Masalah dalam konteks diarahkan agar peserta didik dapat berpikir terarah, interdisipliner dan global.

d. Konsep

Untuk menerapkan pendekatan SETS dalam pembelajaran yang harus dilakukan pertama kali adalah membuat peta “consequence” yang menggambarkan konteks, konsep serta strategi pembelajaran yang akan dilakukan. Peta “consequence” dapat dipandang sebagai peta konsep yang diperkaya dengan isu permasalahan di masyarakat, konteks materi pebelajaran dalam aspek teknologi dan lingkungan.
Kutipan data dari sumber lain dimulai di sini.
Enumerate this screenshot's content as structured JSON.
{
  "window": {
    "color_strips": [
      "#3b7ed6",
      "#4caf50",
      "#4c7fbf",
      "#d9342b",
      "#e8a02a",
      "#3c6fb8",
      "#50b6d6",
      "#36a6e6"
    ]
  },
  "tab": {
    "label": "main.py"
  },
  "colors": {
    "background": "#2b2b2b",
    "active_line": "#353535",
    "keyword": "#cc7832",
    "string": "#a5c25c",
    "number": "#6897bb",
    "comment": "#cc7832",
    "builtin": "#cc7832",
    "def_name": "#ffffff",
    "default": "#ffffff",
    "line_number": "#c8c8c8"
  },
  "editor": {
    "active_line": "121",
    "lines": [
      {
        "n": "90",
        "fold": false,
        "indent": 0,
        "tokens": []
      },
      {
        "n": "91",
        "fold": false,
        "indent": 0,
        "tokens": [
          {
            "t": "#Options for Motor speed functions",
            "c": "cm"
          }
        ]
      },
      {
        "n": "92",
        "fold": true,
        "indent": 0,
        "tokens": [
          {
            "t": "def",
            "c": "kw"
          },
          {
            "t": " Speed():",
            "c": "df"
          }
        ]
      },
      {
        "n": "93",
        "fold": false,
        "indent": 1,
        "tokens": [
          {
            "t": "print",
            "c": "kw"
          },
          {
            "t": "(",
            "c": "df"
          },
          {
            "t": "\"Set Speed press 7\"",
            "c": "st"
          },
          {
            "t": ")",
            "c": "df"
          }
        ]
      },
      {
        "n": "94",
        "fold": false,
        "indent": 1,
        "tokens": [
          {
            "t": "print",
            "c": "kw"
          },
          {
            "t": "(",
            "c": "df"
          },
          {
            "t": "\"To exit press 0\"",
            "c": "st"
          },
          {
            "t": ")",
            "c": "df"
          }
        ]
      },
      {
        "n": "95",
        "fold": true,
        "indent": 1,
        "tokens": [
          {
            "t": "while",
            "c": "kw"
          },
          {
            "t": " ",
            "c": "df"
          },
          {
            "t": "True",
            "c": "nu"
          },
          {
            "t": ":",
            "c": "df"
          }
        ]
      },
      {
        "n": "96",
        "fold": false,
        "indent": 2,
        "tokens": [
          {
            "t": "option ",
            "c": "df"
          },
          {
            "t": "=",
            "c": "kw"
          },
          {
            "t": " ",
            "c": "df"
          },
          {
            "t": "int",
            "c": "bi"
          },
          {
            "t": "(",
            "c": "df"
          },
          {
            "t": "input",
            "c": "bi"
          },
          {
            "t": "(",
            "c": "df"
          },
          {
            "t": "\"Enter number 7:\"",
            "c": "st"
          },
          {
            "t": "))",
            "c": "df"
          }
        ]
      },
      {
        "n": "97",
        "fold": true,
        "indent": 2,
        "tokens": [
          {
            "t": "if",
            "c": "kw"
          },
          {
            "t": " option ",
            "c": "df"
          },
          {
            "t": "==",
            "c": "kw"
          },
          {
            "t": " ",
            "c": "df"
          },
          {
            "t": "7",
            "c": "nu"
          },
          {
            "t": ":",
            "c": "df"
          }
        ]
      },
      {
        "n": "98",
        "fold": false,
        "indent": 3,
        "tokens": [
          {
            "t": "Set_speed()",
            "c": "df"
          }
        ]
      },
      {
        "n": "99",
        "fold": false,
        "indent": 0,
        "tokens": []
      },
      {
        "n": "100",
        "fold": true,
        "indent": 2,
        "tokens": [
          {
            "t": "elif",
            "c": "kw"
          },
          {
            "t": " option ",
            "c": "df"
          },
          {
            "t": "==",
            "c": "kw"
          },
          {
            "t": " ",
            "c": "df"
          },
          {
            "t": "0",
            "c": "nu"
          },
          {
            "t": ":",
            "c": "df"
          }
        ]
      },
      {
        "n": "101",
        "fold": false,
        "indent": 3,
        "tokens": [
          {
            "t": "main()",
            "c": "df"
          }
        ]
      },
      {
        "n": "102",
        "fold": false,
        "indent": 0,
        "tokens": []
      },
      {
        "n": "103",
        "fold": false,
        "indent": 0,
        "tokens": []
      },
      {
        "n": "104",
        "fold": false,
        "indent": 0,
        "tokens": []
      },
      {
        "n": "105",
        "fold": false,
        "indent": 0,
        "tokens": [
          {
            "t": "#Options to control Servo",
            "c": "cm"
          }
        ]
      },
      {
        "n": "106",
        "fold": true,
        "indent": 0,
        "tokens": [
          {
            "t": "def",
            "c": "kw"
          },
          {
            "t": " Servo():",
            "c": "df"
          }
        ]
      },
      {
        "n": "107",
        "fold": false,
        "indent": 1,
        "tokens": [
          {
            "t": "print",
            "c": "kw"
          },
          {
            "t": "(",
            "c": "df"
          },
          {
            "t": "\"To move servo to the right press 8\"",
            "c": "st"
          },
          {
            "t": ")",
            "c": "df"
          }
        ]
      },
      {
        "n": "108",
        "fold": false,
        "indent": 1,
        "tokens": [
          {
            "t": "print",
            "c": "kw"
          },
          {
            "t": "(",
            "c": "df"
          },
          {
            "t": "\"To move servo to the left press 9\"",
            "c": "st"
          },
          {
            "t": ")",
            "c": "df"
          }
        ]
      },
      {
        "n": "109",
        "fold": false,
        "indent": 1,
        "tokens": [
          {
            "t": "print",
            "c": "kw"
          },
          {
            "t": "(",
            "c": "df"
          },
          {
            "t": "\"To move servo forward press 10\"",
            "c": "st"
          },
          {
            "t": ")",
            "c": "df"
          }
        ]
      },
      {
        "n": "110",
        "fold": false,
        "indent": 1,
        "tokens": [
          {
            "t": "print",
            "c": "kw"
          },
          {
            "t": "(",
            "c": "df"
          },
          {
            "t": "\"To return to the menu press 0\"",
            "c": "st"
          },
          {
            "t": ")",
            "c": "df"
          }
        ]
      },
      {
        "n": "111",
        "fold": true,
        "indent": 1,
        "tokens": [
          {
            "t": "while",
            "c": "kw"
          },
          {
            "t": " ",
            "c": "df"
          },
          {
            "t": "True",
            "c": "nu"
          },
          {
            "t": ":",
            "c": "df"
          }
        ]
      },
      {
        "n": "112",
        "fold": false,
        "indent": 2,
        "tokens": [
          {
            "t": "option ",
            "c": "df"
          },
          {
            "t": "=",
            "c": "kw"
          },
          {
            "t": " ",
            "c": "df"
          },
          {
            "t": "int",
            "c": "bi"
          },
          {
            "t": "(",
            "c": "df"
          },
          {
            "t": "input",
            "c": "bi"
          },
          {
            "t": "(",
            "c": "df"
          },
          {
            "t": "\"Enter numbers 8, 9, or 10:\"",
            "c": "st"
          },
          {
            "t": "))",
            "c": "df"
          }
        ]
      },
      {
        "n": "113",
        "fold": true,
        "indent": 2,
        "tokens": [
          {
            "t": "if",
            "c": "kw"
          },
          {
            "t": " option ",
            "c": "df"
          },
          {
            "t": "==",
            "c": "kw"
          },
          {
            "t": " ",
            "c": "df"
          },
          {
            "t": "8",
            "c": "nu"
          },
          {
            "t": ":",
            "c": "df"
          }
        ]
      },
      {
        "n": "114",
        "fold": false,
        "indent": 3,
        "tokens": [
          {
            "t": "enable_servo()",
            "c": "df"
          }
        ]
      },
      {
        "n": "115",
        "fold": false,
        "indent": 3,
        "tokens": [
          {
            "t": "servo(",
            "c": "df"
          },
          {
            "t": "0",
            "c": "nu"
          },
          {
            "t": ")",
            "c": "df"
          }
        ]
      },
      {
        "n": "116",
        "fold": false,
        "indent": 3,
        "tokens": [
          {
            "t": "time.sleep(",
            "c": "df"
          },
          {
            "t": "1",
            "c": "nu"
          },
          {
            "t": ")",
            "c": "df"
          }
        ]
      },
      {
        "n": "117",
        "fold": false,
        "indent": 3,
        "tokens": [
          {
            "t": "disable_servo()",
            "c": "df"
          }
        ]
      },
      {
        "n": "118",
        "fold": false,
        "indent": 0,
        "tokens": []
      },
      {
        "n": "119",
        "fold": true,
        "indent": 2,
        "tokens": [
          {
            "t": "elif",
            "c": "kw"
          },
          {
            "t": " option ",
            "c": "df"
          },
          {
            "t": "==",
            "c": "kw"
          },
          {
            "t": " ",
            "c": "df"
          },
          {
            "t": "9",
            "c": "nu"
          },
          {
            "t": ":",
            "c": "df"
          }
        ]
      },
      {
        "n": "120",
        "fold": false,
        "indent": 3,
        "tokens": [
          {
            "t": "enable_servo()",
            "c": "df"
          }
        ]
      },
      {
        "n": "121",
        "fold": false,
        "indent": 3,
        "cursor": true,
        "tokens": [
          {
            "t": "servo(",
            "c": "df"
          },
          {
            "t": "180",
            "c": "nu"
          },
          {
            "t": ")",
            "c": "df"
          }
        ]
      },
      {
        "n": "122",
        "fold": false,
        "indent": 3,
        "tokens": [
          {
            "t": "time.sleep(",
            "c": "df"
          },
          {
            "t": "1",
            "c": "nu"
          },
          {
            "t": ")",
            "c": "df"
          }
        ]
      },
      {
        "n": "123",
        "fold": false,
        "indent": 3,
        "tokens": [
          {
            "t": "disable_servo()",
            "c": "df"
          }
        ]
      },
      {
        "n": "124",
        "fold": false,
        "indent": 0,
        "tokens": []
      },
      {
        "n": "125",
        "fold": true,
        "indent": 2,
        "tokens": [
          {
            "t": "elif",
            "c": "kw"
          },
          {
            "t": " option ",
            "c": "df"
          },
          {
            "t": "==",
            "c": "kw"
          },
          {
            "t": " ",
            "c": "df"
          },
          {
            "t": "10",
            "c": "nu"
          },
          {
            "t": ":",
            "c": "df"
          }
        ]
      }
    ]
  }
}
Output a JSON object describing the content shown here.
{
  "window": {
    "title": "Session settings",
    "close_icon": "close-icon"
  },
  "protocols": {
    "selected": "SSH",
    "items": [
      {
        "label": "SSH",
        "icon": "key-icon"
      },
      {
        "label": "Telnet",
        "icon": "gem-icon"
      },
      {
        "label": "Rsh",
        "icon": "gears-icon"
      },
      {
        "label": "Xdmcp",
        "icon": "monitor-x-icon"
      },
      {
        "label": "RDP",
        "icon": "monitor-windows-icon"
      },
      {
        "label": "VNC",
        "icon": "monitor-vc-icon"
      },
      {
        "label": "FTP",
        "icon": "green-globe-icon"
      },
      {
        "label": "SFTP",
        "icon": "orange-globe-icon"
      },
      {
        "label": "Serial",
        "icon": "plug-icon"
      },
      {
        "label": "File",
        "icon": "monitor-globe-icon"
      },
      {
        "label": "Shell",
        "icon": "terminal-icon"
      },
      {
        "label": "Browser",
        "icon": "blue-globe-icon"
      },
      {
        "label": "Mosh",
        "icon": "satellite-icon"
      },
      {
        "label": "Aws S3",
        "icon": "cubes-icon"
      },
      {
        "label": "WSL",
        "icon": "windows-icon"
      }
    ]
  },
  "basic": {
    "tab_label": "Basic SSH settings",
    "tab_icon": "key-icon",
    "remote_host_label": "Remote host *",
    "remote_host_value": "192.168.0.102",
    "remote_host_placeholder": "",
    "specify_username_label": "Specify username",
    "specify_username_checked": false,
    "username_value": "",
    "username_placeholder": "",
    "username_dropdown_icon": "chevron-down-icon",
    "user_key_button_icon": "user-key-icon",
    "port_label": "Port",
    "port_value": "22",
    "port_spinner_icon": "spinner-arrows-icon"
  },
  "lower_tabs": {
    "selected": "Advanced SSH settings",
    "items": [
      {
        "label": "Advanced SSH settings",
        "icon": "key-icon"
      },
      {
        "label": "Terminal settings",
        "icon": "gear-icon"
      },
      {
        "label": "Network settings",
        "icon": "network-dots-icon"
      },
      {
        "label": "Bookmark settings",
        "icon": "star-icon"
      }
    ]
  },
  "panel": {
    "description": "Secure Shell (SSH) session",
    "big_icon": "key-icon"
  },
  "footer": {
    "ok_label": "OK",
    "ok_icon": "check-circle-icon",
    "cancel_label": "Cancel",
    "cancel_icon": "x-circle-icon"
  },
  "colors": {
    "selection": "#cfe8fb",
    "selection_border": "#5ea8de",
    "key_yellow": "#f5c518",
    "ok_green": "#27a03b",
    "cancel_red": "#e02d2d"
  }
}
Peta “consequence” tersebut kemudian dapat diturunkan dalam bentuk alur pembelajaran dengan penekanan membangun keterampilan untuk mengambil keputusan dengan justifikasi sosio-saintifik (Holbrook, 2006).

D. Panduan Pembelajaran Berbasis SETS

Selain menjanjikan kualitas pembelajaran yang lebih baik (dan berbagai penelitian pendidikan menunjukkan hal itu), pembelajaran berbasis SETS juga mengandung beberapa risiko. Panduan ini disusun untuk mengoptimalkan hasil pembelajaran berbasis SETS, dan meminimalkan risiko yang mungkin terjadi.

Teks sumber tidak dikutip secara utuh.